AI inference is the process of using a trained AI model to generate outputs — whether that is answering a question, generating an image, transcribing speech, or making a prediction. While training is the process of building the model, inference is the process of using it. Every time you ask ChatGPT a question or use an AI code assistant, that is inference.
Training vs. Inference
| Aspect | Training | Inference |
|---|---|---|
| What it does | Teaches the model | Uses the model |
| When it happens | Before deployment | After deployment |
| Cost pattern | Large upfront cost | Ongoing per-query cost |
| Hardware | Thousands of GPUs | Fewer GPUs (or CPUs) |
| Duration | Weeks to months | Milliseconds to seconds |
| Frequency | Done once (or periodically) | Millions of times per day |
Why Inference Matters for Business
Inference cost is the primary driver of AI product economics. While training a model is a one-time cost (however large), inference costs recur with every user interaction:
- Cost per query — Each API call to GPT, Claude, or Gemini incurs compute costs
- Latency — Users expect fast responses; slower inference means worse user experience
- Scalability — As user base grows, inference costs grow linearly (or worse)
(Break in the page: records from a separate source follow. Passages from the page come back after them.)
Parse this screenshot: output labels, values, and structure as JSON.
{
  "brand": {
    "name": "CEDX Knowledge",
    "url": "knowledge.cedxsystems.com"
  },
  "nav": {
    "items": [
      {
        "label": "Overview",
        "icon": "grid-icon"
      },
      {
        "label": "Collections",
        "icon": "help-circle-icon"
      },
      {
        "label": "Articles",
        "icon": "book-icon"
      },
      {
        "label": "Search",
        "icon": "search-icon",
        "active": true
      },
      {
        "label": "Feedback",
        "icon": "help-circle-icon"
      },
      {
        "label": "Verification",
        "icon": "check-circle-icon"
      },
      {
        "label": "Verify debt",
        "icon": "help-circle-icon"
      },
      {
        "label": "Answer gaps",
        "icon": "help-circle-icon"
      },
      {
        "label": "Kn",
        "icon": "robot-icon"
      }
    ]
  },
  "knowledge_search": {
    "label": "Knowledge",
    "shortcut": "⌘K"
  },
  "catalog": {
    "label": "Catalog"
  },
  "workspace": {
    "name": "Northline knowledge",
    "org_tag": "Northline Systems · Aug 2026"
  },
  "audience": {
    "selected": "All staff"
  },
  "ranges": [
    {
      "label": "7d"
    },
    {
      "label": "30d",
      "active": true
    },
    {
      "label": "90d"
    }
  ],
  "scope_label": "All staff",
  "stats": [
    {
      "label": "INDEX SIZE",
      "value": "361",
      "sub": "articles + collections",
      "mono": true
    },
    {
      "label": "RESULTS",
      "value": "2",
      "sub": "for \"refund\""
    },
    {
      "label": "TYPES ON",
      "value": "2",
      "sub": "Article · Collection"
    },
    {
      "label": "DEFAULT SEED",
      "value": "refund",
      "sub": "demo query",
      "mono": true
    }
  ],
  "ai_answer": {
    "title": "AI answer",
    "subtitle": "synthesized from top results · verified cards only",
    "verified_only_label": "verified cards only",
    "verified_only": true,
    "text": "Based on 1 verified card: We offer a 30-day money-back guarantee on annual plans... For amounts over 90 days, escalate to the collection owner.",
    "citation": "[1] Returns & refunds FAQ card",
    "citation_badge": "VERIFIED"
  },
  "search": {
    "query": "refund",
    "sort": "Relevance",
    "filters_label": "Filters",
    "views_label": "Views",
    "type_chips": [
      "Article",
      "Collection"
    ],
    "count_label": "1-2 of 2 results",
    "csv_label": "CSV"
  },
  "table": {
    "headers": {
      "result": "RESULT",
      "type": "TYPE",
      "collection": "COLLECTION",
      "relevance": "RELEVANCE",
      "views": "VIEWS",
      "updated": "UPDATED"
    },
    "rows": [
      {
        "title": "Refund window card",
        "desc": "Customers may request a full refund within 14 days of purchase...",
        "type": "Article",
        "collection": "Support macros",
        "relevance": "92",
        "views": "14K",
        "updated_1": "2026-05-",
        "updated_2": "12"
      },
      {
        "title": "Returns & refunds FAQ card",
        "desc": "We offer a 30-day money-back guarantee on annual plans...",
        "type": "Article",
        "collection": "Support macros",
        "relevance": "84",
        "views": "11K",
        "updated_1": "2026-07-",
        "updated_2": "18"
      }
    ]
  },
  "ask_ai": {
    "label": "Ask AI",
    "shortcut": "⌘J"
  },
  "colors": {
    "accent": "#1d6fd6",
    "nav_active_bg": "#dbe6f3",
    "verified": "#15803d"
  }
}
- Margin impact — For AI-first companies, inference cost directly determines gross margins
The Inference Cost Problem
The economics of AI inference create challenges for startups:
- Token-based pricing: Most LLM APIs charge per token (roughly per word), making costs directly proportional to usage
- Expensive models: Frontier models (GPT-4, Claude) cost 10-100x more per token than smaller models
- GPU scarcity: Inference requires GPUs, which remain in high demand and short supply
- Latency requirements: Real-time applications need fast inference, which requires more expensive hardware
Inference Optimization Techniques
The AI industry has developed several techniques to reduce inference costs:
1. Model Distillation
Training a smaller, faster model to mimic a larger model's behavior. The smaller model runs inference at a fraction of the cost while maintaining most of the quality.
2. Quantization
Reducing the precision of model weights (e.g., from 32-bit to 8-bit or 4-bit floating point). This reduces memory usage and speeds up computation with minimal quality loss.
3. Speculative Decoding
Using a small, fast model to draft outputs, then using the large model to verify. This can speed up inference 2-3x with no quality loss.
4. Caching
Storing and reusing results for common queries. If many users ask similar questions, cached responses eliminate redundant inference.
5. Batching
Processing multiple requests simultaneously to maximize GPU utilization. Individual requests may wait slightly longer, but throughput increases dramatically.
The Inference Infrastructure Market
Several companies are building infrastructure specifically for AI inference:
- Together AI provides optimized inference APIs for open-source models at competitive prices
- Anyscale (creators of the Ray framework) offers distributed inference infrastructure
- Databricks provides inference endpoints integrated with its data platform
- Cloud providers (AWS, GCP, Azure) offer GPU instances optimized for inference workloads
Inference Economics by Model Size
| Model Size | Cost per 1M tokens | Latency | Use Case |
|---|---|---|---|
| Small (7B params) | $0.10-0.50 | 10-50ms | High-volume, simple tasks |
| Medium (70B params) | $0.50-2.00 | 50-200ms | General-purpose applications |
| Large (200B+ params) | $2.00-15.00 | 100-500ms | Complex reasoning, analysis |
| Frontier (1T+ params) | $10.00-60.00 | 200ms-2s | Cutting-edge capabilities |
Why Investors Care About Inference
For AI startup investors, inference economics determine whether a business is viable:
- Gross margins: If inference costs consume 80% of revenue, the business is unsustainable
- Scaling dynamics: Companies need inference costs to decrease faster than revenue per user
- Model selection: Choosing the right model size for the use case is a critical business decision
- Build vs. buy: Some companies build custom inference infrastructure; others use APIs
The shift from training-dominated to inference-dominated compute spending is one of the most important trends in AI infrastructure. As more AI products launch and user bases grow, inference compute will dwarf training compute by orders of magnitude.